Stimulation of sales for goods and services - Marketing: theory and practice

Stimulating sales for goods and services

Sales promotion began to develop as an independent part of the system of marketing communications technologies in the US since the early 1950s. Famous marketer F. Kotler formulates the concept of "sales promotion" as "short-term incentive measures to encourage the purchase or sale of goods or services."

There are the following impact objects (target audiences):

1) the consumer - is the most important, so the whole marketing policy is reduced to the impact on the consumer. A wide range of sales promotion techniques was created with the sole purpose of attracting the consumer in the most effective way and satisfying his requests. The consumer is given priority, since all other objects are only intermediaries and the impact on them is to enhance the impact on the consumer. The objectives of incentive, addressed to the consumer, are as follows:

o increase the number of consumers (customers);

o increase the amount of goods purchased by the same buyer.

In quantitative terms, sales promotion is mainly aimed at the consumer. It is drawn to the broadest masses and has the goal of ensuring the sale of goods, creating a flow of consumers directly in the place where the sale of goods. This is the difference between incentives and direct marketing techniques, addressed directly to each potential buyer, in order to induce him to order goods outside the place of trade;

2) Seller. The seller's ability and willingness to sell the goods must not be ignored by the manufacturer. It is in the interest of the enterprise to stimulate, encourage and enhance these qualities. The goal of incentives in this case is to turn an indifferent seller to a highly motivated enthusiast;

3) Reseller, being a natural link between the manufacturer and the consumer, is a specific object of incentives, performing regulatory functions in this case.
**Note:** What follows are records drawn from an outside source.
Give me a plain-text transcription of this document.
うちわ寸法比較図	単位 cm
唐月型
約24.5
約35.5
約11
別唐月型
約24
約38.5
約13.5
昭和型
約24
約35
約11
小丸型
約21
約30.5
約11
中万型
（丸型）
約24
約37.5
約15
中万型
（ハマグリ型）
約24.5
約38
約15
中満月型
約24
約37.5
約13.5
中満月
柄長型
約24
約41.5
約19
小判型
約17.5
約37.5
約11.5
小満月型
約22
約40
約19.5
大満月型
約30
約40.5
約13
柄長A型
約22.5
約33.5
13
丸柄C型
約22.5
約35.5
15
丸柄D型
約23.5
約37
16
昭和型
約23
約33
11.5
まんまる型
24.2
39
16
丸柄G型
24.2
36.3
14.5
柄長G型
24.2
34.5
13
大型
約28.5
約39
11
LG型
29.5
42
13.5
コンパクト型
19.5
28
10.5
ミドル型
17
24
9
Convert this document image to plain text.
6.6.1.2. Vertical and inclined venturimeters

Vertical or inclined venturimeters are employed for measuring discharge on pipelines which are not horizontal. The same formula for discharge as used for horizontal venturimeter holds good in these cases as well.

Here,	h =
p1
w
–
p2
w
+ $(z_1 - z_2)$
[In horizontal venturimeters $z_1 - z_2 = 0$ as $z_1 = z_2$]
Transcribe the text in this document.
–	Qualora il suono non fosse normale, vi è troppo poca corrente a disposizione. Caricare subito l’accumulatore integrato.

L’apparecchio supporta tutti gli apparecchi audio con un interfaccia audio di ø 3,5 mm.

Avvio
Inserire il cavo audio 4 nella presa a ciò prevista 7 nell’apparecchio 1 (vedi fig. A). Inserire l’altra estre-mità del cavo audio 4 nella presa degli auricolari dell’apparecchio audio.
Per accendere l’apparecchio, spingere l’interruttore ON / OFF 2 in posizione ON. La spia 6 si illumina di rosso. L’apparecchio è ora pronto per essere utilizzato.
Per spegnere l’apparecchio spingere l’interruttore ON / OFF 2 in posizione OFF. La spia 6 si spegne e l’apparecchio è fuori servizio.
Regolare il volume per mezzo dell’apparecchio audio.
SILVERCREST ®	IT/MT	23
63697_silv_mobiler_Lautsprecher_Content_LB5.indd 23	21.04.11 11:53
In this case, the incentive objectives can be as follows:

o give the product a certain image to make it easily recognizable;

o increase the number of products entering the sales network;

o increase the intermediary's interest in the active marketing of a particular brand.

Depending on the object of the forthcoming impact, the incentive objectives are chosen:

1) Strategic:

o increase the number of consumers;

o increase the amount of goods purchased by each of them;

o Bring interest to the product on the part of consumers;

o increase the turnover to the targets planned in the marketing plan;

o meet sales plan metrics;

2) specific:

o speed up the sale of the most profitable commodity;

o increase the turnover of an item;

o get rid of unnecessary stocks (overstocking);

o regularize the sale of seasonal goods;

o Provide resistance to the emerging competitors;

o revive the sale of goods, the sale of which is experiencing stagnation;

3) One-time:

o benefit from annual events;

o take advantage of any particular opportunity (the anniversary of the company, the creation of a new store, etc.);

o support the advertising campaign.

Product promotion programs are otherwise called loyalty programs, customer reward programs, giving him benefits in order to make him committed to (loyal) one or another product, enterprise, brand.

The choice of ways to stimulate sales depends on the goals. The methods (methods) of stimulation can be grouped into three large groups:

o price offer or chain incentive (sale at discount prices, discount coupons, discount coupons);

o Offer in-kind or incentive in kind (premiums, product samples);

o active offer (customer contests, games, lotteries).

In general, the majority of enterprises resort to means of sales promotion, including manufacturers, distributors, retailers, trade and industry associations and non-profit organizations. Stimulation of sales is most effective when used in conjunction with advertising. Having decided to resort to it, the enterprise must determine its tasks, select the necessary incentive means, develop an appropriate program, organize its preliminary testing and implementation, ensure control over its progress and evaluate the results achieved.